Simmons, whose voice pops up regularly elsewhere in the docuseries to add context, declines to explain much in moments like this. "I took bipolar medication last night to have a normal conversation and turn alien into English." "Have you guys ever been locked up in handcuffs and put into a hospital because your brain was too big for your skull?" Kanye asks, his voice's diction sounding markedly different than in the docuseries' earlier installments. After he finally got signed by Roc-A-Fella, the rapper was in a 2002 car accident which broke his jaw in three places – leading him to create a song while his mouth was still wired shut, called Through the Wire.Ĭulture Kanye West Tweets, Then Deletes, Claims Of His Family's Concern - And More Seeing the real stories behind a legendįans will see behind the scenes of key moments in Kanye's legend.
#Genius gangsta rap made me do it series#
When she dies of coronary artery disease and other factors in 2007 – the docuseries features audio of the 911 call – jeen-yuhs implies this loss presages a troubling series of issues for Kanye, whose public outbursts grow more erratic after his mother's passing. It's obvious how her doting, powerful belief in Kanye fuels his own outrageous self-confidence (the second episode opens with home video footage of Kanye, at about 13 years old or so, rapping confidently at a family gathering). Even casual fans know how much she has influenced his music, and in the first two installments of jeen-yuhs, we see them together a lot. Speaking of Kanye's mother, Donda West her presence casts a long shadow. He talks openly about being a momma's boy. At a time when gangsta rap is hot, he hasn't got street cred as an outlaw. Kanye eventually admits to the camera that he's not like typical MCs. He has to pull out his retainer to spit rhymes properly. Here is where jeen-yuhs really pulls us into Kanye's world – in one key scene, he walks the halls of Roc-A-Fella's New York headquarters, jumping into offices to perform his songs for random executives. He has produced a sizable chunk of Jay-Z's landmark record The Blueprint, but finds even the executives at Hova's label Roc-A-Fella records wish he would stop bugging them and just keep cranking out dope beats for other artists.

Indeed, the best thing about the first two-thirds of jeen-yuhs is how it centers the narrative on Kanye's music.Īs the docuseries begins, Kanye is desperate for a record deal as a recording artist. His narration and observations help mold what often seems like a collection of home video clips into a compelling story.

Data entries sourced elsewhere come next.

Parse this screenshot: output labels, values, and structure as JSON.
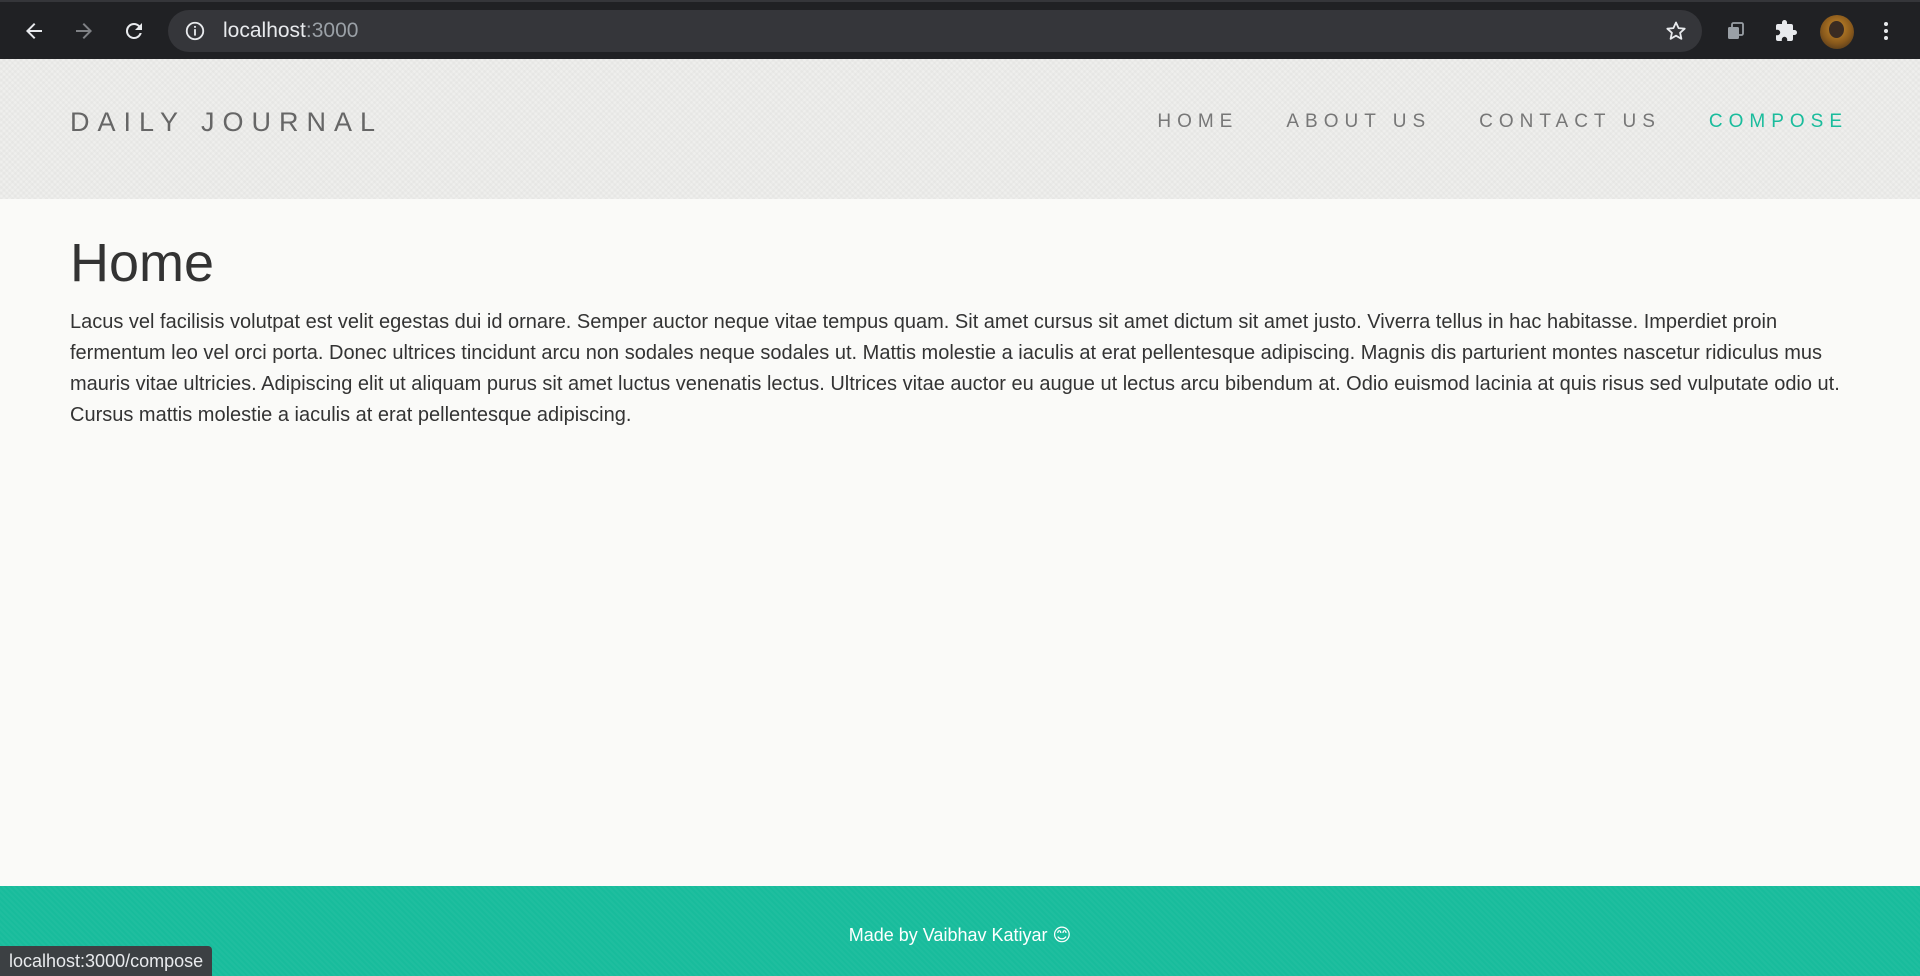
{
  "browser": {
    "url_host": "localhost",
    "url_port": ":3000",
    "status_url": "localhost:3000/compose"
  },
  "site": {
    "brand": "DAILY JOURNAL",
    "nav": {
      "home": "HOME",
      "about": "ABOUT US",
      "contact": "CONTACT US",
      "compose": "COMPOSE"
    },
    "accent_color": "#1abc9c"
  },
  "main": {
    "title": "Home",
    "body": "Lacus vel facilisis volutpat est velit egestas dui id ornare. Semper auctor neque vitae tempus quam. Sit amet cursus sit amet dictum sit amet justo. Viverra tellus in hac habitasse. Imperdiet proin fermentum leo vel orci porta. Donec ultrices tincidunt arcu non sodales neque sodales ut. Mattis molestie a iaculis at erat pellentesque adipiscing. Magnis dis parturient montes nascetur ridiculus mus mauris vitae ultricies. Adipiscing elit ut aliquam purus sit amet luctus venenatis lectus. Ultrices vitae auctor eu augue ut lectus arcu bibendum at. Odio euismod lacinia at quis risus sed vulputate odio ut. Cursus mattis molestie a iaculis at erat pellentesque adipiscing."
  },
  "footer": {
    "text": "Made by Vaibhav Katiyar 😊"
  }
}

Simmons, a former standup comic who met Kanye in the mid-1990s while hosting a groundbreaking Chicago-based cable access show on rap called Channel Zero, is the viewer's guide through much of this. Here, the most valuable moments are when Simmons lets the camera run as Kanye jumps from topic to topic in a way that appears as if his mind is racing too fast for his mouth to keep up. The last installment ranges from the mid 2000s to 2020, when his friends – filmmakers Clarence "Coodie" Simmons and Chike Ozah – grew distant from Kanye and couldn't provide the fly-on-the-wall perspective that makes the first two parts such a treasure. Unlikely as it seems now, back then, rap labels and executives weren't sure that this skinny kid who had cooked up compelling beats for Jay-Z, Jermaine Dupri and Foxy Brown could really sell records on his own as a rapper – particularly after Kanye was in a car accident that created serious concerns about whether he could ever spit rhymes again. The first two episodes cover an intense time from the late 1990s until the mid 2000s, when Kanye had to convince the rap world he was more than just a talented producer. That's not a bad average for an ambitious project: Assembled from footage recorded by old friends who have been trailing the mercurial rap star with a camera for over 20 years, jeen-yuhs spans more than four hours divided into chunks about 90 minutes each. Netflix's new docuseries, jeen-yuhs: A Kanye Trilogy, is truly genius.for the first two-thirds, at least.